Is anyone having horrible touch response? Whenever I try to Swype, the phone will drop my finger half way through the trail. It's next to impossible to swype a couple words without it splitting my trail into several words.

This isn't the only instance this occured, it also happened when playing PewPew 2, where it would randomly misinterpret my finger location and have my shoot or move in random directions.

It's happened accross several other apps, scrolling in settings and pulse. Sometimes it drops for as much as thirty seconds, then spazzes out as it tries to map out all my finger movements it missed.

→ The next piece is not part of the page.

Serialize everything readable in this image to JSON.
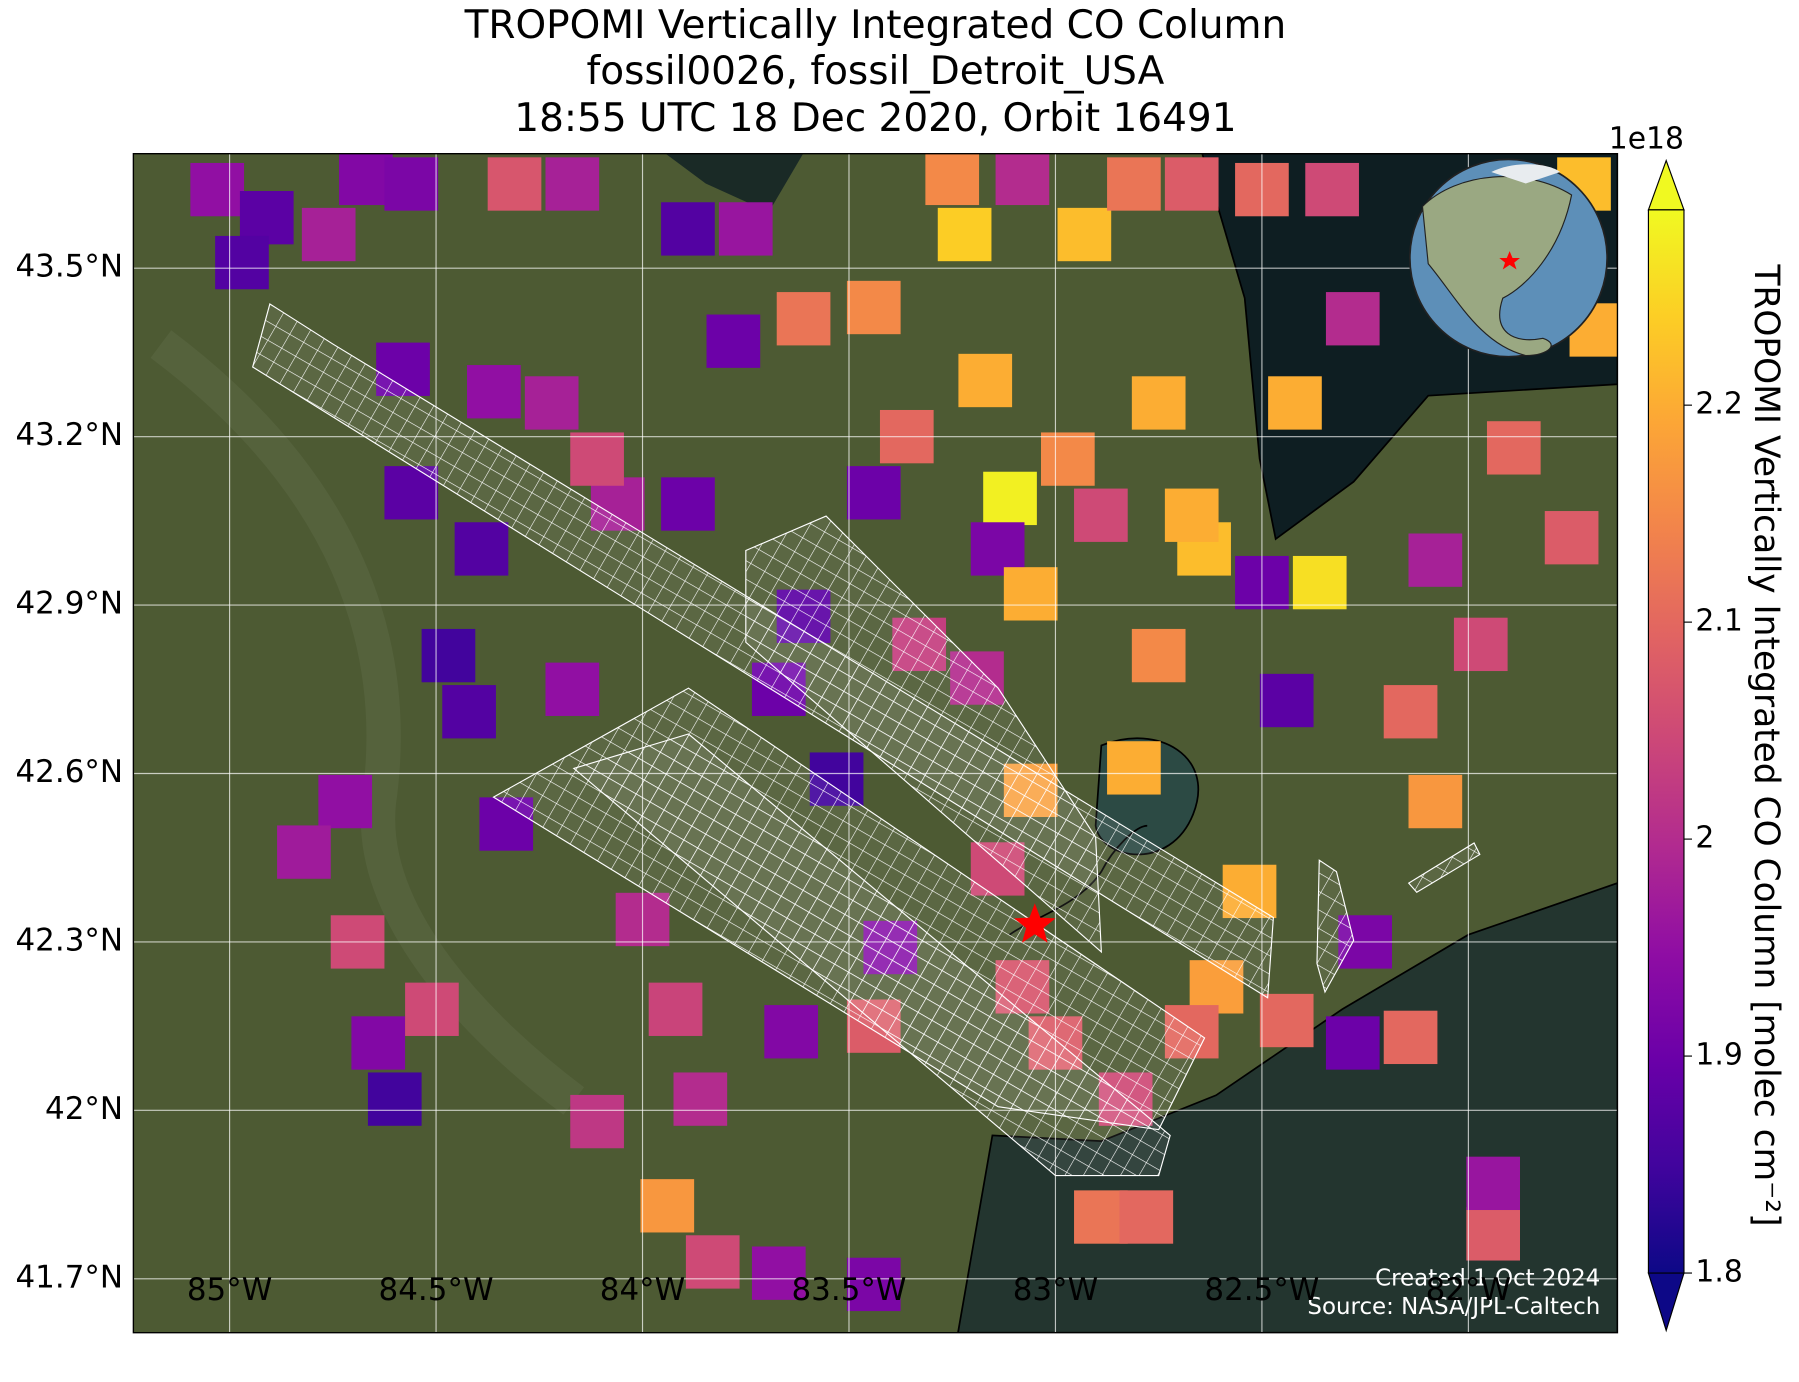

It's been consistent and personally, I'm considering charging up my Dinc again and selling the phone because it's so bad


----------



## G8orDroid (Aug 12, 2011)

Just curious, do you have a screen protector on it? Maybe remove it if you do and test. Could be any number of things, rogue app, bad flash, faulty hardware, etc. but you have to start somewhere. Well, I guess you really don't since you have a Dinc. lol


----------



## eraursls1984 (Sep 21, 2011)

Is this happening only when charging? That's a known problem, if its happening even when your unplugged then I don't know what it could be.


----------



## Soapinmouth (Jun 21, 2011)

sometimes the screen gets dirty and this can happen try cleaning off your screen or try unpluging your charger and maybe your screen protctor as well


----------



## mikeymop (Jun 28, 2011)

It's more prominent when charging but it's not exclusive to only when charging.

It's the same with or without a screen protector, I've only just recently applied one.

Sent from my DROID BIONIC using Tapatalk


----------



## Javiggan69 (Jun 16, 2011)

The only time I have this problem is when I use the pattern lock screen. For some reason is does not register the pattern correctly or half way through the pattern it stops recognizing the pattern. I have not seen too many complaints about it. By the way I don't have a screen protector nor casing and not charging...


----------